The firmware requires the following libraries: i2Cmaster ( DHTlib aJson


The sensor board is housed in a Pelican Box which is bolted onto the side of the LiDAR mount. This makes for the shortest wire routing possible. The Pelican box is drilled with the same hole pattern template use for the LiDAR mount. The sensors are attached to a sensor mount that is magnetically held in the wheel well. The CAD files for the mount can be found in the brakedist repo and can easily be printed on a hobbyist 3D printer. To assemble the sensor module, simply glue the humidity sensor to the exterior of the housing, glue the infrared temperature sensor into its hole and glue two or more appropriately sized magnets into their cavities (there are four magnet cavities, but in practice two magnets sufficed). It is recommended for ease of assembly and disassembly that all connections to the board be made with pluggable connectors.

Sensor Module

The Android software for the project takes in sensor readings from the sensor module and the LiDAR unit and with the addition of real-time OpenXC data, computes the safe following distance. Should a driver follow too closely, the Android software alerts them by manipulating the display of the Retro Gauge.

The Android software consists of five major components:

Main Activity The main activity is responsible for controlling the app lifecycle and also for controlling the user interface. Additionally, the main activity instantiates all the other classes and has ultimate control over program execution.

Compute Distance Compute Distance is the core class for the brake distance tracking project. Compute distance stores the states of all the sensors and runs in its own thread, continuously updating the sensor values and computing the brake distance based on these values.

Data Logger The data logger is a class that keeps a record of all the state of the compute distance variables. It stores these values as JSON strings with a timestamp appended. These logs can then be used to improve the algorithms used to detect traction and compute braking distance. The data logger class was written to be flexible and can therefore be used with other projects in need os a simple data logger.
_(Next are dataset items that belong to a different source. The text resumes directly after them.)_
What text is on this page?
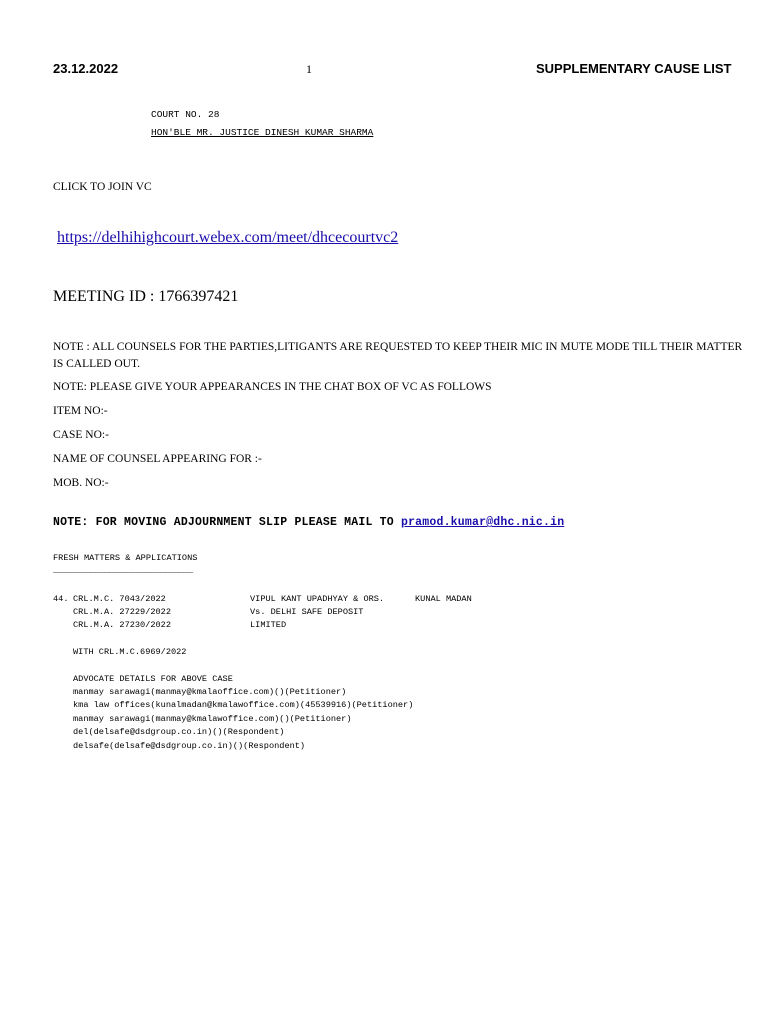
23.12.2022	1	SUPPLEMENTARY CAUSE LIST
COURT NO. 28
HON'BLE MR. JUSTICE DINESH KUMAR SHARMA
CLICK TO JOIN VC
https://delhihighcourt.webex.com/meet/dhcecourtvc2
MEETING ID : 1766397421
NOTE : ALL COUNSELS FOR THE PARTIES,LITIGANTS ARE REQUESTED TO KEEP THEIR MIC IN MUTE MODE TILL THEIR MATTER
IS CALLED OUT.
NOTE: PLEASE GIVE YOUR APPEARANCES IN THE CHAT BOX OF VC AS FOLLOWS
ITEM NO:-
CASE NO:-
NAME OF COUNSEL APPEARING FOR :-
MOB. NO:-
NOTE: FOR MOVING ADJOURNMENT SLIP PLEASE MAIL TO pramod.kumar@dhc.nic.in
FRESH MATTERS & APPLICATIONS
______________________________
44. CRL.M.C. 7043/2022
CRL.M.A. 27229/2022
CRL.M.A. 27230/2022
VIPUL KANT UPADHYAY & ORS.
Vs. DELHI SAFE DEPOSIT
LIMITED
KUNAL MADAN
WITH CRL.M.C.6969/2022
ADVOCATE DETAILS FOR ABOVE CASE
manmay sarawagi(manmay@kmalaoffice.com)()(Petitioner)
kma law offices(kunalmadan@kmalawoffice.com)(45539916)(Petitioner)
manmay sarawagi(manmay@kmalawoffice.com)()(Petitioner)
del(delsafe@dsdgroup.co.in)()(Respondent)
delsafe(delsafe@dsdgroup.co.in)()(Respondent)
Serial Link The serial link class abstracts away the low level communications with the sensor module, Retro Gauge and LiDAR. There are two instances of Serial Link which are members of the Compute Distance instance. Each serial link is implemented in its own thread and constantly checks for new data and writes outgoing data. The serial link class makes use of streams to both make writing to the file system more seamless and also to handle message buffering.

JSON Transcoder The JSON transcoder class consists of a number of static methods and variables used to convert to and from Java objects used in the compute distance class and JSON strings. This class is based on a streaming JSON parser and therefore could be expanded to parse very long JSON messages and process the data as it is read.

The Android software makes use of the following libraries: OpenXC Jackson JSON FTDriver

Gauge Mount

The user interface for this project is based on the Retro Gauge OpenXC project by Dave Evans. The gauge is modified with a different gauge face and also lacks the numerical readeout of Dave’s original design. As part of this project a modular gauge mount was also designed. This mount pairs with Chad Bean’s modular docking project and allows for a seamless integration into a vehicle with a modular dock already installed. The mount is 3D printed and has two halves that bolt together. The CATPart files and stl files for the gauge mount can be found int the brakedist repo.